In tutto questo, Un cantico per Leibowitz propone lo stesso tema dello scontro tra fede e scienza, sicuramente in maniera più complessa e problematica di tanti recenti film e romanzi recenti. Ma suggerisce una via diversa per risolvere il contrasto: quella di un’alleanza tra la fede e la scienza contro l’ignoranza dell’umanità. Nel monastero di San Leibowitz, attraverso i secoli che scandiscono il ritmo della storia, i monaci gradualmente riscoprono il torchio da stampa, l’elettricità, l’informatica e infine la propulsione per le astronavi. Inizialmente timorosi di avere a che fare con i ritrovati della tecnologia, apparentemente blasfemi, gradualmente ne accettano i benefici pur conservando il proprio discernimento tra bene e male. Non è quindi né la scienza né la tecnologia la causa dell’olocausto atomico, come inizialmente i monaci sostenevano; è piuttosto il cattivo uso dei ritrovati tecnologici fatto dall’uomo nella sua naturale, incontenibile e inguaribile brama di potere. La storia si ripete in Un cantico per Leibowitz, ma questa volta i monaci sanno leggerne i presagi e prendere le dovute contromisure: realizzando ed equipaggiando un’astronave pronta a lanciarsi nello spazio, dove portare sulle prime colonie umane che sfuggiranno all’apocalisse finale i frutti della conoscenza accumulati in secoli di paziente lavoro. Walter Miller realizzava così in quest’opera un vero inno al ruolo del monachesimo nel mondo medievale, così barbaramente colpito dai bombardamenti alleati della Seconda guerra mondiale.

Nel suo La civiltà dell’Occidente medievale, lo studioso Jacques Le Goff svolgeva un’uguale difesa del ruolo della Chiesa nella conservazione della conoscenza nel medioevo. In un capitolo significamente intitolato “Chiarori nella notte” scriveva delle righe che davano ragione all’interpretazione di Miller: “Ma il fulcro della civiltà dell’Alto Medioevo è il monastero, e sempre più il monastero isolato, il monastero rurale. Esso è, con i suoi lavoratori, un luogo di conservazione delle tecniche artigianali e artistiche; con il suo scriptorium-biblioteca, un deposito di cultura intellettuale… civiltà di punti isolati, di oasi di cultura in mezzo ai deserti” (Le Goff, 1964).
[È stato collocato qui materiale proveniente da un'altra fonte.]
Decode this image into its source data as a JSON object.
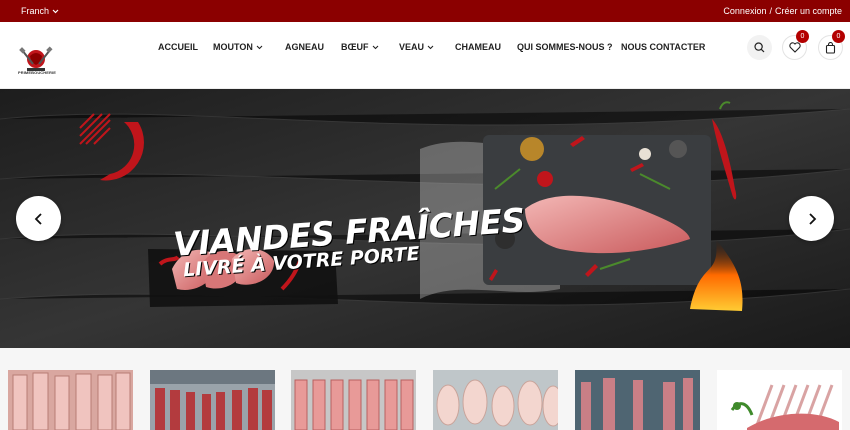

Pare quasi di credere che Le Goff, prima di scrivere queste pagine, avesse letto il romanzo di Miller e avesse impresso nella mente l’immagine del monastero di San Leibowitz, fin dalle prime righe descritto come una cittadella nel deserto, da cui si irradierà nei secoli la conoscenza dell’umanità risorta delle ceneri. Ma nell’epoca in cui “fede” è il contrario di “scienza”, il messaggio di Miller non sarà certo recepito a dovere e la storia rischierà di ripetersi ancora, oggi come allora.

 


 

:: letture ::

— Gentile, E., La democrazia di Dio. La religione americana nell’era dell’impero e del terrore, Laterza, Roma-Bari, 2006.

— Le Goff, J., La civilisation de l’Occident médiéval, 1964, tr. it. La civiltà dell’Occidente medievale, Einaudi, Torino, 1999.

— Miller, W. M. jr., Saint Leibowitz and the Wild Horse Woman, 1997, tr. it. San Leibowitz e il Papa del giorno dopo, La Biblioteca di Profondo Rosso, 2010.

— Paura, R., Io sono leggenda da cinquant’anni, ma qualcosa è cambiato, in “Quaderni d’Altri Tempi” n. 14, maggio-giugno 2008.

— Paura, R., Segnali (poco rassicuranti) dal futuro, in “Delos Science Fiction” n. 117, settembre 2009. .

 

:: visioni ::

— Hillcoat, J., The Road, Usa, 2009.

— Hughes, A. e A., The Book of Eli, Usa, 2010, Codice: Genesi, 01 Distribution, 2010.

— Lawrence, F., I am Legend, Usa, 2007, Io sono leggenda, Warner Bros. Home Video, 2007.

— Proyas, A., Kwoning, Usa, 2009, Segnali dal futuro, Eagle Pictures, 2009.

— Shyamalan, M. N., Signs, Usa, 2002, Id., Buena Vista Home Entertainment, 2003.

— Stewart, S. Legion, Usa, 2010, Id., Sony Pictures, 2010.